I want this to work. I want this to work so freaking bad. Jon is going to do a bit more research on his end, but I think he’s finally seeing how much better this situation could legitimately be.

So that was the majority of my afternoon. I went to the gym and biked for 38 minutes. I made it to gear 14. I most likely pushed a bit too much. I went to Walmart afterward and could tell my neck wasn’t happy with me. It didn’t really hurt, but I could tell there were “not happy with you” feelings there.

I got the last bit of groceries needed for my meal prep. I also stocked up on chicken thighs and no-tatoes while I had the money to do so. After that, I went to the apartment and put all of my things away.

I went to the house. One of the pieces of mail was my Cigna paperwork regarding my surgery. I’ve been waiting for this piece of mail to come. I’ve been dreading it; knowing it would appear one day to tell me how financially fucked I am.

My surgery cost $29,942.62. My insurance covered 82% of it. I owe $4,945.88.

Out of nearly $30,000 I only have to pay roughly $5,000.

I guess I really can’t bitch a whole lot. That’s still a lot of money, but the hospital is willing to work with me. I can make payments and not be completely fucked. And compared to what it could have been, that’s really not a lot. I think that’s more than fair. I think 82% makes having insurance worth it. So, not exactly the best of news, but much better than what I was expecting.

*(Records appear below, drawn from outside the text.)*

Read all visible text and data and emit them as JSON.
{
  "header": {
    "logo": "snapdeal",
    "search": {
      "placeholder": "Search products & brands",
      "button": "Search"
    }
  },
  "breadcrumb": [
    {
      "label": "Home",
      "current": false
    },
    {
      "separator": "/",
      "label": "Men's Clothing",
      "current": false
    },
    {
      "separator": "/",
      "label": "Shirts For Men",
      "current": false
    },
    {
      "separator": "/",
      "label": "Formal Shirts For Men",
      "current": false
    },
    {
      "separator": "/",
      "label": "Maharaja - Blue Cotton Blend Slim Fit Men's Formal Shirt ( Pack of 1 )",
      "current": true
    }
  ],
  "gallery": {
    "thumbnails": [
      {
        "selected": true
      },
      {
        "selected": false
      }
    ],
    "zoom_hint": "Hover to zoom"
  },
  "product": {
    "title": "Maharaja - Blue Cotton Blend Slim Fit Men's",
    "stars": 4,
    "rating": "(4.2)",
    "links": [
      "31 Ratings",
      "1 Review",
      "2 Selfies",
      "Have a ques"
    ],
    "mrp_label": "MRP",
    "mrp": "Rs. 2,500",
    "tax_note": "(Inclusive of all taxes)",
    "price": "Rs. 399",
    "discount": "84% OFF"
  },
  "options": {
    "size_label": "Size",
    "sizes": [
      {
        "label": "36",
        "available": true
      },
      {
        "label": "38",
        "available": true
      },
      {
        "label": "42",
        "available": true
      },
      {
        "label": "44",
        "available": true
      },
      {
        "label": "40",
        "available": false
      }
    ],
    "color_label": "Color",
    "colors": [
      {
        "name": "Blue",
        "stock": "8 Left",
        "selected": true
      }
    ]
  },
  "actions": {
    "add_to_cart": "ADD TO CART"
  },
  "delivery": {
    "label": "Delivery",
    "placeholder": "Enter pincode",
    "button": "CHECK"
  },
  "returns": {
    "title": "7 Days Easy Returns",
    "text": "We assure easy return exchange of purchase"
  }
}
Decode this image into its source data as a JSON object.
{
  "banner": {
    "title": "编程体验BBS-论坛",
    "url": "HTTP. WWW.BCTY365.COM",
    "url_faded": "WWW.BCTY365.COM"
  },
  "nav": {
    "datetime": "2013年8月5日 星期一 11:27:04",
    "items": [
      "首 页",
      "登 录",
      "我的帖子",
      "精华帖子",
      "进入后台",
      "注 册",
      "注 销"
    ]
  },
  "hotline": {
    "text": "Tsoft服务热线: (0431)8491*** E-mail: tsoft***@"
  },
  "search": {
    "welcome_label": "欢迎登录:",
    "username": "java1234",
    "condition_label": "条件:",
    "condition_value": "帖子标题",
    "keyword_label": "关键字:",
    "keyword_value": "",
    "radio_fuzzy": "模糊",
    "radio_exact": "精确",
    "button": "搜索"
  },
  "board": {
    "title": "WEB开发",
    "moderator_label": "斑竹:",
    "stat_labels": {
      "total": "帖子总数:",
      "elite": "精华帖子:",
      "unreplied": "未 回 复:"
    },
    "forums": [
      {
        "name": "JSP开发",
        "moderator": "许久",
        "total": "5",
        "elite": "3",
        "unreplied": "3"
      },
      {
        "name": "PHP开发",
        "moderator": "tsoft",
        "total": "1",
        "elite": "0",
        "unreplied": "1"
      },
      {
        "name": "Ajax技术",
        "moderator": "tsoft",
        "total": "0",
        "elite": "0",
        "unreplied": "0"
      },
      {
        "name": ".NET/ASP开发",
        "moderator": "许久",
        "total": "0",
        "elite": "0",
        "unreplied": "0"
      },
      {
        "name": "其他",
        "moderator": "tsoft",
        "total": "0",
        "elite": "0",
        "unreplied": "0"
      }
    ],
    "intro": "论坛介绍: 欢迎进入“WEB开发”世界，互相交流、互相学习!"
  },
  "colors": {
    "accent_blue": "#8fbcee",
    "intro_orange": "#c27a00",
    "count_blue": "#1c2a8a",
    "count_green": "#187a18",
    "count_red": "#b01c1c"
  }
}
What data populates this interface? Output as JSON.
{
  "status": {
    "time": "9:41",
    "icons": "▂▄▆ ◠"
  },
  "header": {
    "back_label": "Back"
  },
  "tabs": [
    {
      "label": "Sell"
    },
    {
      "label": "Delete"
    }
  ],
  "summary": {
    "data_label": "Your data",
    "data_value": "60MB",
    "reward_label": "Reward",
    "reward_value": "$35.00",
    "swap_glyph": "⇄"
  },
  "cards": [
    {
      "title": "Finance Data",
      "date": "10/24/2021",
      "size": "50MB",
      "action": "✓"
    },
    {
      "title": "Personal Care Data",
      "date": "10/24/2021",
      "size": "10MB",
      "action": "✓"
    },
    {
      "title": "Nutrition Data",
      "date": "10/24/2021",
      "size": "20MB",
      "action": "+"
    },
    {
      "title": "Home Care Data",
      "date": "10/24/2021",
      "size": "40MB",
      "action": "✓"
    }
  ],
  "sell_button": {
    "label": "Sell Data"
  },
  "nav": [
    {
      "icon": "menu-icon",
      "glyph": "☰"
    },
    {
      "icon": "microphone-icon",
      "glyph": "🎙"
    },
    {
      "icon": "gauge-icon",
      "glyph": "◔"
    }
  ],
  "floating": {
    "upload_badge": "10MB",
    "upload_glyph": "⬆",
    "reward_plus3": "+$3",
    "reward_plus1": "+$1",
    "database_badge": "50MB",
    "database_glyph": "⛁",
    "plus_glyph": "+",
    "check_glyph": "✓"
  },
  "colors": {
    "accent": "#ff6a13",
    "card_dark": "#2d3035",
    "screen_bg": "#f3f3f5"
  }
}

We decided to cook the ribs we had bought earlier for dinner. I put them in the InstaPot, showing Mama Ox how easy it was to cook them. Ox and I had mindblowing sexy time while dinner cooked itself. Maybe that’s kind of trashy of me, but if it is, I’m ok with it. I mean… not only did I kickass in school, I also did all my errands, went to the gym, and got my brother to admit that I was right. Fuck yeah, I’m a sexy, productive, bad-ass bitch. Who wouldn’t want this? /flex

We ate dinner and it was super tasty, and that was about it for the night. Papa Ox mentioned that Venus was visible tonight and sure enough you can see it in the west. That’s pretty cool.

Ox got roped into running dungeons on WoW so I decided to come over to the apartment to write and be with the kittens. I might cross-stitch for a bit. Maybe color. Not sure yet. Still sort of in awe of how everything has gone down today.

Maybe this is the Universe apologizing for giving me cancer.

Universe: Hey. I know things have been sort of shitty, so here’s some good stuff to make up for it.

God. I hope this all works out. I really, truly do.